Turning point for Gulf national oil companies

11 April 2016

The restructuring of GCC oil corporations is more important than the oil price

Since oil was found in Arabia in 1932, questions have been asked about the region’s capacity to manage the greatest mineral discovery in human history.

Initially, there was little doubt Arabia had to depend upon international oil companies (IOCs). They owned and managed the region’s oil for more than 40 years. Gulf governments took a share of the income the IOCs earned, but let them to get on with task of finding, producing, processing and selling oil and gas.

This changed in 1972 when Kuwait’s government acquired a 25 per cent stake in Kuwait Oil Company (KOC). In November 1988, the Saudi Arabian government acquired the final foreign-owned stake in Saudi Aramco. In the intervening period, the oil industries of Bahrain, Kuwait, Qatar and the UAE were brought into full state ownership. Petroleum Development Oman (PDO) is the only major GCC national oil company (NOC) where an IOC (the UK/Dutch Shell Group) is still a shareholder.

Iran’s attempt to take control of its oil industry triggered a coup. The outside world was largely powerless to stop Iraq doing the same in 1972. In what is now the GCC, oil industry nationalisation was achieved by negotiation, although some IOCs nursed grievances about the way they were treated.

GCC NOCs knew their limitations and worked with IOCs in various ways. Amid claims they were not up to the task following the 1986 oil crash, there was talk of the IOCs being brought back. After the 1991 war for Kuwait, it appeared they were poised to recover upstream ownership in some GCC jurisdictions.

The wheel turned again following the 2003 war for Iraq, when oil prices rose by almost 300 per cent in nine years. The huge boom in GCC government income overshadowed the deficiencies of Gulf NOCs.

The slump in oil prices since 2014 has revived old doubts, but this time it is different.

The big questions are coming from within GCC countries rather than from IOCs and outsiders. And they are not about whether Arabia’s NOCs have a future.

Instead, GCC governments are pressing their NOCs to play a more effective role in GCC economies.
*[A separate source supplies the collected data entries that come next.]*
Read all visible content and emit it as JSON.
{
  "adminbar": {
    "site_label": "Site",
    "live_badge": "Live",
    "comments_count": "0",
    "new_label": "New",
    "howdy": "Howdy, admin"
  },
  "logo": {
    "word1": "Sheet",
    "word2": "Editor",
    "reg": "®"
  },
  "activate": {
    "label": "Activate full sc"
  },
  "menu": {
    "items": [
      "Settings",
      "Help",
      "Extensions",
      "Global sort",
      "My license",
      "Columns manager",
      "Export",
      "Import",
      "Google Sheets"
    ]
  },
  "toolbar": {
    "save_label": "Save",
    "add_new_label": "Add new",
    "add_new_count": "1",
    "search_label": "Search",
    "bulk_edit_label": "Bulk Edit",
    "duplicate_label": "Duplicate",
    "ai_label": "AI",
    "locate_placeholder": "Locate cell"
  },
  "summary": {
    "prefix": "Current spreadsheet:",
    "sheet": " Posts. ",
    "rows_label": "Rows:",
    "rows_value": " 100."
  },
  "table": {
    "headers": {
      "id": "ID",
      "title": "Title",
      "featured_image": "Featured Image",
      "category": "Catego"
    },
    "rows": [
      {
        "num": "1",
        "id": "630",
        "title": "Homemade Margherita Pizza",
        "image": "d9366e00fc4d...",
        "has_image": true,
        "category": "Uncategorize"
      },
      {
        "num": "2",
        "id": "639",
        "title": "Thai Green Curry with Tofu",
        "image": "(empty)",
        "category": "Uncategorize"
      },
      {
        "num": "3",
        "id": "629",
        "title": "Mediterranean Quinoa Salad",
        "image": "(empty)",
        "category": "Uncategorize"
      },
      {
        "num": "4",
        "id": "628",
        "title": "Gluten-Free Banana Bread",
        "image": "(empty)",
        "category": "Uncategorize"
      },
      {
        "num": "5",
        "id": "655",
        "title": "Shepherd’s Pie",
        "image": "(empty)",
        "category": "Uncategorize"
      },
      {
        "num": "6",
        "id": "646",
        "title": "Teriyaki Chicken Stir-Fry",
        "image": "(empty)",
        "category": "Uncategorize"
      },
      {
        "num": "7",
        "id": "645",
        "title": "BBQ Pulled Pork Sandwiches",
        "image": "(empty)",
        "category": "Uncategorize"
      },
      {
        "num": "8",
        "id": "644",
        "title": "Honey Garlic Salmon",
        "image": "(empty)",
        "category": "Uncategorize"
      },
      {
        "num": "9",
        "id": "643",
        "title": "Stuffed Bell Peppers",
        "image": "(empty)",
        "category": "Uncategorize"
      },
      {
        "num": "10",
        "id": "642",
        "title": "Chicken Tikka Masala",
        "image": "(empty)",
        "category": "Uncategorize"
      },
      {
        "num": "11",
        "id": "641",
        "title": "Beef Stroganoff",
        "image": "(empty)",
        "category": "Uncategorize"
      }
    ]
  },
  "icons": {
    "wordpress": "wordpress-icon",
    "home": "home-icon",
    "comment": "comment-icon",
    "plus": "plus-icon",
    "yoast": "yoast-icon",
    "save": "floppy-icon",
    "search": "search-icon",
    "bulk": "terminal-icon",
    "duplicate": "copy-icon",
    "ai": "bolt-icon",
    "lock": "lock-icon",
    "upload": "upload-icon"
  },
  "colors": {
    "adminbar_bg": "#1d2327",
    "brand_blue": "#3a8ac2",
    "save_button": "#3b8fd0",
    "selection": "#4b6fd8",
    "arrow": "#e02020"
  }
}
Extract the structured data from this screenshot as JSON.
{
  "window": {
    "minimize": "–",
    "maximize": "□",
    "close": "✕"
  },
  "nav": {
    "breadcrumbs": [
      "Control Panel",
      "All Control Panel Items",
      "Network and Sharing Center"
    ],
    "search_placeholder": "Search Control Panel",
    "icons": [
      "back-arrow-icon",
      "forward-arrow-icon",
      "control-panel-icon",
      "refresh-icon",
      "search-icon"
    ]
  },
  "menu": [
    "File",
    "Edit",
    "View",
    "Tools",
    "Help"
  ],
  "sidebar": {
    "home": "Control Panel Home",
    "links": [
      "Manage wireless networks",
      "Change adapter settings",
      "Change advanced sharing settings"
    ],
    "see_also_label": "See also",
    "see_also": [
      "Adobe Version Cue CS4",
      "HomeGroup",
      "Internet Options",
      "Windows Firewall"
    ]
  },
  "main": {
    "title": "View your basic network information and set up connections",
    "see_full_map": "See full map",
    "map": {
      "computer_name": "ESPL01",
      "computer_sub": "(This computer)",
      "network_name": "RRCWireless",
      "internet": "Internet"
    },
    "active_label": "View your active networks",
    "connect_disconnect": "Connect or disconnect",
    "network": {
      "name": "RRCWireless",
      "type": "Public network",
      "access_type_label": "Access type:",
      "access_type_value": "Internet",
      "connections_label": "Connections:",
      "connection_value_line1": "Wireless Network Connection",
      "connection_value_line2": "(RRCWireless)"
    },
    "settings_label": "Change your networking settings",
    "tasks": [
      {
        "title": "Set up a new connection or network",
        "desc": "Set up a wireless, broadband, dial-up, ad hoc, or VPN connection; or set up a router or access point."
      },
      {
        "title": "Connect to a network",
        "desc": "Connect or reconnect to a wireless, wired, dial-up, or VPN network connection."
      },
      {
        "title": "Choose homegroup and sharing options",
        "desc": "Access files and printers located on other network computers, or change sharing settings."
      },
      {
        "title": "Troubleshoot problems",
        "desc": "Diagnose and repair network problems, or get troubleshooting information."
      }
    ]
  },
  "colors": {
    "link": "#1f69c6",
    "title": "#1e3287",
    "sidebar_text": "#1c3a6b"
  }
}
In the past three years, there have been leadership changes in the NOCs of Abu Dhabi, Kuwait, Qatar and Saudi Arabia. In aggregate, they produce almost 17 million barrels a day.

All GCC NOCs are focusing on how they can add value across the domestic energy supply chain, including through energy efficiency and investing in renewables.

And new ideas are being developed about how local investors can be granted a direct ownership stake in GCC NOCs and their subsidiaries.

The slump in oil prices is the key challenge facing the GCC, but how the region’s NOCs are changing is what matters most.